Si donc Dieu a pris ses distances par rapport à la gestion du
monde, il ne nous a pas laissé sans la possibilité d’agir, il a mis en nous
cette certitude que si nous respectons ses consignes tout se passera bien et
les choses iront dans le bon sens. Nous
devons donc faire confiance à Dieu en sachant qu’il a fait les bons choix, en donnant priorité au commandement d'amour qui consiste à aimer son prochain, c'est à dire les autres, tous les autres
Bien évidemment, il ne relève pas de notre
compétence d’empêcher ceux qui n’agissent pas comme il le faudrait d’en faire
tout à leur guise, mais il est de notre responsabilité de témoigner par notre
attitude qu’ils ne suivent pas la bonne
voie et ainsi de les pousser à se convertir à une autre manière de voir les
choses. J’entends déjà les sceptiques qui doutent du succès d’une telle attitude et qui pensent que tout va mal
en regardant évoluer notre société. Mais, en fait, nous ne sommes pas vraiment des auteurs d’un tel défi.

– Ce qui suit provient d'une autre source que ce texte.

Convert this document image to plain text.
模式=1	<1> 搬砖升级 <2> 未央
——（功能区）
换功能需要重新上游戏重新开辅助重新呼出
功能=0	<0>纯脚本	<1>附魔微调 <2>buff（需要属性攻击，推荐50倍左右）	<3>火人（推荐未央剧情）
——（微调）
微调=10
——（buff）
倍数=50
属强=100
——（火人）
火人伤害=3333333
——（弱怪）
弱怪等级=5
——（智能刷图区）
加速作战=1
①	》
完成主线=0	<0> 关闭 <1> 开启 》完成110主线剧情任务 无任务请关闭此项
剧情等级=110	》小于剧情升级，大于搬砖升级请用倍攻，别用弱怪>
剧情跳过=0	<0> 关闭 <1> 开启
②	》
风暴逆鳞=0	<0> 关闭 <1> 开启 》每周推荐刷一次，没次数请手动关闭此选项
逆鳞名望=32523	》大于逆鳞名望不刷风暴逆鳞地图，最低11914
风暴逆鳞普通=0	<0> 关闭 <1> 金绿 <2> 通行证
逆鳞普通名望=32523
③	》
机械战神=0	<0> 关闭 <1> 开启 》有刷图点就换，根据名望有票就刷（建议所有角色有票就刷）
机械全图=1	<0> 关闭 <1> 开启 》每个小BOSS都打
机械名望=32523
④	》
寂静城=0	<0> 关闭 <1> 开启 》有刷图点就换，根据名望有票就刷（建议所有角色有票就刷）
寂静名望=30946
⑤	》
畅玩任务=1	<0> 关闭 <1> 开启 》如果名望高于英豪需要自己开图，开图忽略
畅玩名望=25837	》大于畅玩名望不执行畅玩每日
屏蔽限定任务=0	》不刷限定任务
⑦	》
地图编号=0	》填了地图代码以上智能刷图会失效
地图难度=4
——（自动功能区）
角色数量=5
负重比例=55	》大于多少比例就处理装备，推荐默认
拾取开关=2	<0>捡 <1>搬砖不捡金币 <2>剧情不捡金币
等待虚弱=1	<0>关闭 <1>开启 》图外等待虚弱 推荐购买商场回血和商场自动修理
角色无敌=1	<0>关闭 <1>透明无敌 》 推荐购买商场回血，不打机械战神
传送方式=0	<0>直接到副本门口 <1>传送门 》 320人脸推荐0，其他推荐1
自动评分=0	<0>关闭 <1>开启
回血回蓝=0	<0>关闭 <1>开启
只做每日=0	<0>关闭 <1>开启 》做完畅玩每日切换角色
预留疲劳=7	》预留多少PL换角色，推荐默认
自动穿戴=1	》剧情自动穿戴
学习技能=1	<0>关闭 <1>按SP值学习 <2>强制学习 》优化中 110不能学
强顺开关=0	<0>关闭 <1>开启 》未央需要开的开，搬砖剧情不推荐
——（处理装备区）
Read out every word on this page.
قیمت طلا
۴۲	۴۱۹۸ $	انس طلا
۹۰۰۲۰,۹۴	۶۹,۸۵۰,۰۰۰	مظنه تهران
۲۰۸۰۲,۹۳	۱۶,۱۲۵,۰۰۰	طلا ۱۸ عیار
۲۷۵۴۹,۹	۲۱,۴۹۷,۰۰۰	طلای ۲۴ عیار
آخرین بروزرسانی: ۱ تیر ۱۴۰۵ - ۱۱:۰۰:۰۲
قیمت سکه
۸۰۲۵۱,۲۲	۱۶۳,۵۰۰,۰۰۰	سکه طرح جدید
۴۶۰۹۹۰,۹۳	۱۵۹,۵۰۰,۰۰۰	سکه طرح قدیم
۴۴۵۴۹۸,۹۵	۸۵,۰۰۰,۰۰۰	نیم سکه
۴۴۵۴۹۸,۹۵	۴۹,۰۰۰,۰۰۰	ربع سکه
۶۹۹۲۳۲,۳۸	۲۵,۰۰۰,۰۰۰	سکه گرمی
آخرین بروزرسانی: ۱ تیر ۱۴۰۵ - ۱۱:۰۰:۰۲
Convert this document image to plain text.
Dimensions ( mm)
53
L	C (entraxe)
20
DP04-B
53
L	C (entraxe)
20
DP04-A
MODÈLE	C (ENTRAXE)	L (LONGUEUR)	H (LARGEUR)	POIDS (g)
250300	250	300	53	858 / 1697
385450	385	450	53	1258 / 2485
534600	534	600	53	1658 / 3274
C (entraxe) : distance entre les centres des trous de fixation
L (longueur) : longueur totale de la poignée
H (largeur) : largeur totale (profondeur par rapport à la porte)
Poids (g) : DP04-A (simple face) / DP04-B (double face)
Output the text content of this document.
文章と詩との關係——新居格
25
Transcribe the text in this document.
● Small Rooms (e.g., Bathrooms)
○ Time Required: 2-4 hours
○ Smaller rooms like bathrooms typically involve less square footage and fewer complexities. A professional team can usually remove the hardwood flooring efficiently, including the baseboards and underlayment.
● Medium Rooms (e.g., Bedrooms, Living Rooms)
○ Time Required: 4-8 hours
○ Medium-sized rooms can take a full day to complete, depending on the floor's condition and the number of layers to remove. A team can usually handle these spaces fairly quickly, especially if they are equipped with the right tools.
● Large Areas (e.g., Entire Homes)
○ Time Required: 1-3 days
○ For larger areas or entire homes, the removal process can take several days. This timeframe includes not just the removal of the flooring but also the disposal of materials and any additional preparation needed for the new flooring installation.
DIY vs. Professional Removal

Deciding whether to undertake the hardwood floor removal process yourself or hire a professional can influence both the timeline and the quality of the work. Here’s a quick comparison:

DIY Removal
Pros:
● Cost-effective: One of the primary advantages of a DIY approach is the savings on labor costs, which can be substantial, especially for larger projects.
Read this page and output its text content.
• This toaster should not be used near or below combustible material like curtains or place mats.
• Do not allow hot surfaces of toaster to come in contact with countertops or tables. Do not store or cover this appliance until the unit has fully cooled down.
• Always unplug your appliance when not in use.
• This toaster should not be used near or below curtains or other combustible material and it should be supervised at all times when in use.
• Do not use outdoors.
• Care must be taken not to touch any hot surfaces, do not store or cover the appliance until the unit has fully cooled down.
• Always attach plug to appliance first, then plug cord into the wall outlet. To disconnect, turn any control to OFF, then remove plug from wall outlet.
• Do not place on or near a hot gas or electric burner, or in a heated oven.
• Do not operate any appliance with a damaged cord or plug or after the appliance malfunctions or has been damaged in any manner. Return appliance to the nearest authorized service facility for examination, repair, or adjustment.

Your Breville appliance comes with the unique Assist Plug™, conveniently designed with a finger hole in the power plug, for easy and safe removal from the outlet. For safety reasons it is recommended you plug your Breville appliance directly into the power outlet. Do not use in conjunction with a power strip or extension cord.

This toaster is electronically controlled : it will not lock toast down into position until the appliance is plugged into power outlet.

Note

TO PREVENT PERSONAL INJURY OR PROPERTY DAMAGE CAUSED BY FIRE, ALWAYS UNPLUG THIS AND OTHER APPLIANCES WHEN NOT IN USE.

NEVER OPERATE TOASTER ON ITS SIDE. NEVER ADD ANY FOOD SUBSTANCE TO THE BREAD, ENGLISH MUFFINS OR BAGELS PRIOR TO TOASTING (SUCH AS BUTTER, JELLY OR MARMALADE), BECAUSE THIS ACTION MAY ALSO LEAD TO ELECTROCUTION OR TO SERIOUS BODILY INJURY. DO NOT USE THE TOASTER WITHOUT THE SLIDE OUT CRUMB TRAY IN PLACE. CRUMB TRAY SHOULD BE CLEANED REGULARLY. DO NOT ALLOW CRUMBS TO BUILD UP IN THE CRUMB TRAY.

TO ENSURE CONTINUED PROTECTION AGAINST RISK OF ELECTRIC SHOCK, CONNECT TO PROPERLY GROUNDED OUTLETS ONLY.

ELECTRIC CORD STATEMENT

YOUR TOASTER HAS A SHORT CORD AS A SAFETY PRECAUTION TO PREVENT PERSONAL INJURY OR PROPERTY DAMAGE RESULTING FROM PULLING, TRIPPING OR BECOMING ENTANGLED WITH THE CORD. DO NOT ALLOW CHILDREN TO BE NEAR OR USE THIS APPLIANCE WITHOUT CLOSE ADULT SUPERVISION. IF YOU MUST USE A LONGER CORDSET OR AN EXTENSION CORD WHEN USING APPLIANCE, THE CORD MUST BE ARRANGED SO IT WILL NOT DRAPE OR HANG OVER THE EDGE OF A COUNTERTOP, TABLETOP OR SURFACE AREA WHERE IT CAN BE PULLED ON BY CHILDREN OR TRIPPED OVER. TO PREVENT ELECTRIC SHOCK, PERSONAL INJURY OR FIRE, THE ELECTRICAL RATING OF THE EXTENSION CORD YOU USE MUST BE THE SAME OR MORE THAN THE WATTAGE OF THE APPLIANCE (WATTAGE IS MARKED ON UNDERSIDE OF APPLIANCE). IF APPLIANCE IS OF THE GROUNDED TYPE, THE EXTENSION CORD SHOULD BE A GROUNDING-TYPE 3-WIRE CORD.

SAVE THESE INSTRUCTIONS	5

Nous sommes les témoins, nous sommes de simples agents du Saint Esprit. Nous lui
ouvrons simplement la voie pour que son souffle puisse agir. Il pourra le faire si nous agissons de telle sorte que
la fraternité, le partage et l’espérance deviennent lentement les signes d’un changement
d’attitude possible de beaucoup d’humains. C’est ce que Jésus nous demande de
faire quand il nous demande de veiller.
La demande de Jésus contient deux
injonctions. La première relève de la confiance en Dieu. Dieu n’est pas irresponsable au point d’avoir
laissé le monde se débrouiller tout
seul sans lui donner la chance de
réussir, et la deuxième consiste à être assez conscients de la responsabilité
que Dieu nous donne à chacun et de la confiance qu’il nous fait pour que ça
marche !
Gens de peu de foi que nous sommes ! Avons-nous
réalisés que nous regardons évoluer le monde par le mauvais côté de la
lorgnette. Nous sommes attentifs à ce qui ne marche pas, nous regardons ce qui
ne va pas en nous lamentant et en disant que Dieu nous abandonne. Nous disons
même, sans aucun moyen de comparaison,
que les choses s'aggravent, alors que le
devoir de vigilance que Dieu nous a donné nous demande de voir les choses
autrement.
Que nos yeux regardent d’abord les gens qui
s’aiment, qui s’entraident au lieu de regarder ceux qui exploitent les uns et
abaissent les autres, voyons les associations qui se mobilisent au profit des plus modestes et
non ceux qui les humilient, découvrons chaque jour ce qui se fait de beau et de
généreux et le monde changera de visage.
L’instrument principal qui nous est demandé d’utiliser pour rester vigilants avec optimisme, c’est
la prière. C’est la dernière demande de Jésus. Par la prière nous restons en
contact permanent avec Dieu qui est dans
le futur en devenir et qui a prévu que
les choses devaient évoluer dans le sens du mieux être des humains. La prière
nous fait toujours prendre un pas d’avance sur nos contemporains, puisqu’elle
nous met déjà en contact avec ce monde meilleur que Dieu a créé pour que par
nos actions nous entraînions tous les hommes à nous y suivre.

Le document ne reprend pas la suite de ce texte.